Esta foto del acto de presentación ante la tribu de la denominada ley del referéndum es un retrato de la idolatría. La oscuridad del fondo, la constelación cuadricular de lucecitas en el techo, los focos cenitales sobre las urnas y el enfoque contrapicado procuran esa atmósfera de misterio imprescindible en la escenografía de las revelaciones. El atrezzo biológico, bípedos en las sombras, completa la estética de la adoración que conocimos de niños en los dibujos de Érase una vez el hombre y en algunas escenas y recreaciones de 2001: Una odisea del espacio.
¿Pero cuál es el motivo de adoración de esa muchedumbre ensimismada que la élite extractiva del 3% llevó al Teatre Nacional de Catalunya por el ronzal de la emancipación? La respuesta no es fácil; intentemos extraer conclusiones indagando en esa totémica composición.
La urnas apiladas podrían estar inspiradas en algunas obras de Jaume Plensa, Dios los perdone. El escultor barceloní ha utilizado cristales y letras para generar volúmenes y espacios que invitan a mirar hacia dentro y pensar. El problema es que, por mucho que miremos, no hay nada en ese Tetris de metacrilato que permita descubrir algo distinto a cierta pretenciosidad conceptual y metafórica.

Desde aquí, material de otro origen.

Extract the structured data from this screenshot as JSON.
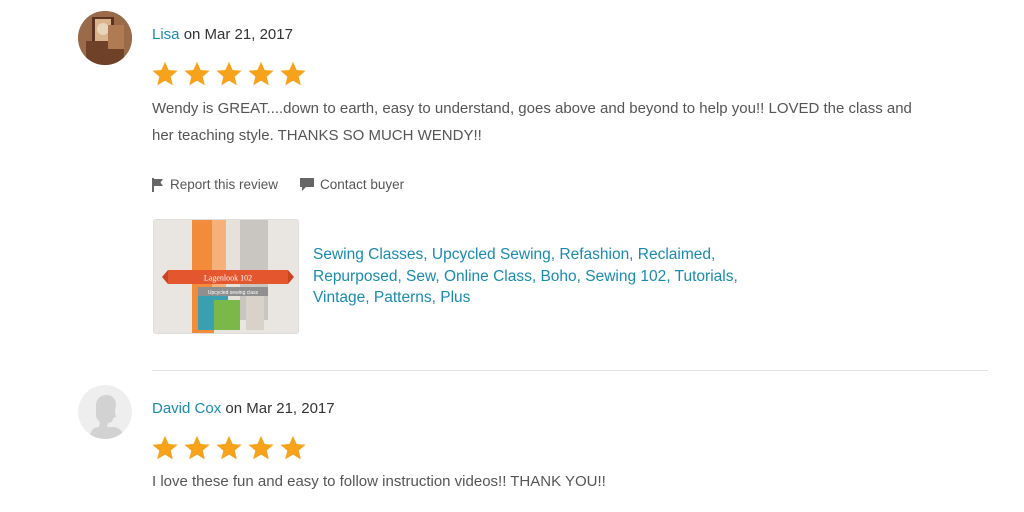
{
  "reviews": [
    {
      "reviewer": "Lisa",
      "date_text": "on Mar 21, 2017",
      "rating": 5,
      "text": "Wendy is GREAT....down to earth, easy to understand, goes above and beyond to help you!! LOVED the class and her teaching style. THANKS SO MUCH WENDY!!",
      "actions": {
        "report": "Report this review",
        "contact": "Contact buyer"
      },
      "listing": {
        "thumb_title": "Lagenlook 102",
        "thumb_subtitle": "Upcycled sewing class",
        "tags": "Sewing Classes, Upcycled Sewing, Refashion, Reclaimed, Repurposed, Sew, Online Class, Boho, Sewing 102, Tutorials, Vintage, Patterns, Plus"
      }
    },
    {
      "reviewer": "David Cox",
      "date_text": "on Mar 21, 2017",
      "rating": 5,
      "text": "I love these fun and easy to follow instruction videos!! THANK YOU!!"
    }
  ],
  "colors": {
    "link": "#1a8bb0",
    "star": "#f7a21b",
    "text": "#555555"
  },
  "icons": {
    "star": "star-icon",
    "flag": "flag-icon",
    "chat": "chat-bubble-icon"
  }
}
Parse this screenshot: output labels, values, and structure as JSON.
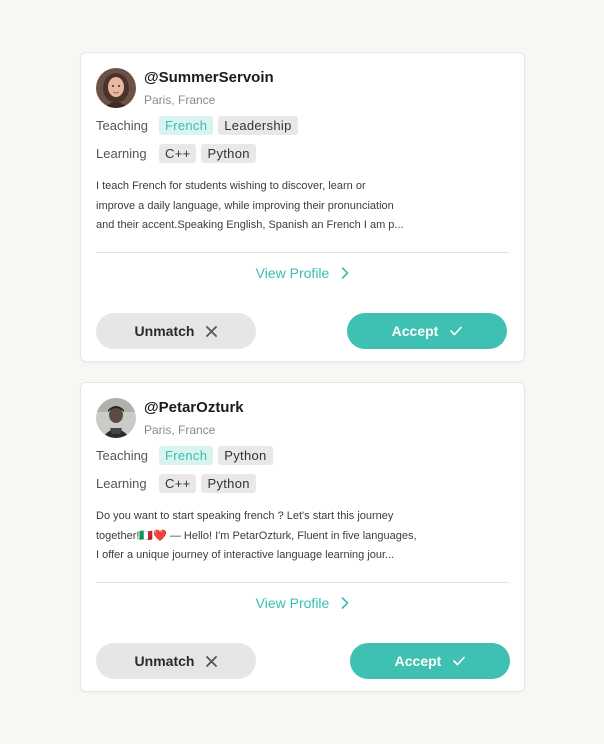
{
  "colors": {
    "accent": "#3ec1b3",
    "accent_text": "#3bbdb0",
    "tag_highlight_bg": "#d9f4f0",
    "tag_bg": "#e8e8e8"
  },
  "matches": [
    {
      "username": "@SummerServoin",
      "location": "Paris, France",
      "teaching_label": "Teaching",
      "teaching": [
        "French",
        "Leadership"
      ],
      "learning_label": "Learning",
      "learning": [
        "C++",
        "Python"
      ],
      "description": [
        "I teach French for students wishing to discover, learn or",
        "improve a daily language, while improving their pronunciation",
        "and their accent.Speaking English, Spanish an French I am p..."
      ],
      "view_profile": "View Profile",
      "unmatch": "Unmatch",
      "accept": "Accept",
      "avatar_icon": "avatar-photo-woman"
    },
    {
      "username": "@PetarOzturk",
      "location": "Paris, France",
      "teaching_label": "Teaching",
      "teaching": [
        "French",
        "Python"
      ],
      "learning_label": "Learning",
      "learning": [
        "C++",
        "Python"
      ],
      "description": [
        "Do you want to start speaking french ? Let's start this journey",
        "together!🇮🇹❤️ — Hello! I'm PetarOzturk, Fluent in five languages,",
        "I offer a unique journey of interactive language learning jour..."
      ],
      "view_profile": "View Profile",
      "unmatch": "Unmatch",
      "accept": "Accept",
      "avatar_icon": "avatar-photo-man"
    }
  ]
}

La nada, ese vacío manoseado -fíjense en esas huellas-, mejora el ilusionismo de quienes, por reivindicar el derecho de autodeterminación, olvidan que lo instintivo en todo ser humano es defender su autodeterminación como individuo. De quienes, adoctrinados por las mitologías del nacionalismo, reprueban por impío cualquier escepticismo. De quienes, arrebañados en el Volem votar y abanderados de esteladas, se llaman a sí mismos “pueblo” en oposición a la mitad de sus vecinos. Y de quienes, confundiendo la herramienta con la obra, son capaces de considerar un logro democrático resolver binariamente su destino en un proceso sin garantías sobre censo y escrutinio, y sin certezas sobre las consecuencias jurídicas, administrativas y fiscales de la consulta.
Resulta grotesco además que, pretendiendo la independencia, a estos abnegados hombres y mujeres no les ruborice secundar las consignas acuñadas por los cleptócratas amigos de banqueros suizos y andorranos que les gobernaron durante décadas.
A Sócrates lo condenó un tribunal que se decía democrático y, cuando moría, recordó a su discípulo Critón que le debían un gallo a Esculapio. Es decir, en su último suspiro, cuando nada importa, el buen hombre quiso que le sobreviviese un sentido de la responsabilidad civil.
Sin tener nada que ver con el sabio heleno, el ya exconseller Jordi Baillet, indudablemente secesionista, expuso sus dudas sobre la estrategia de la unilateralidad -“No temo ir a la cárcel pero sí por mi patrimonio”- y el demócrata Carles Puigdemont le hizo beber cicuta porque su Catalunya lliure es, se entiende, una patria sin disensos ni derrotismos. De ahí sus emponzoñadas urnas.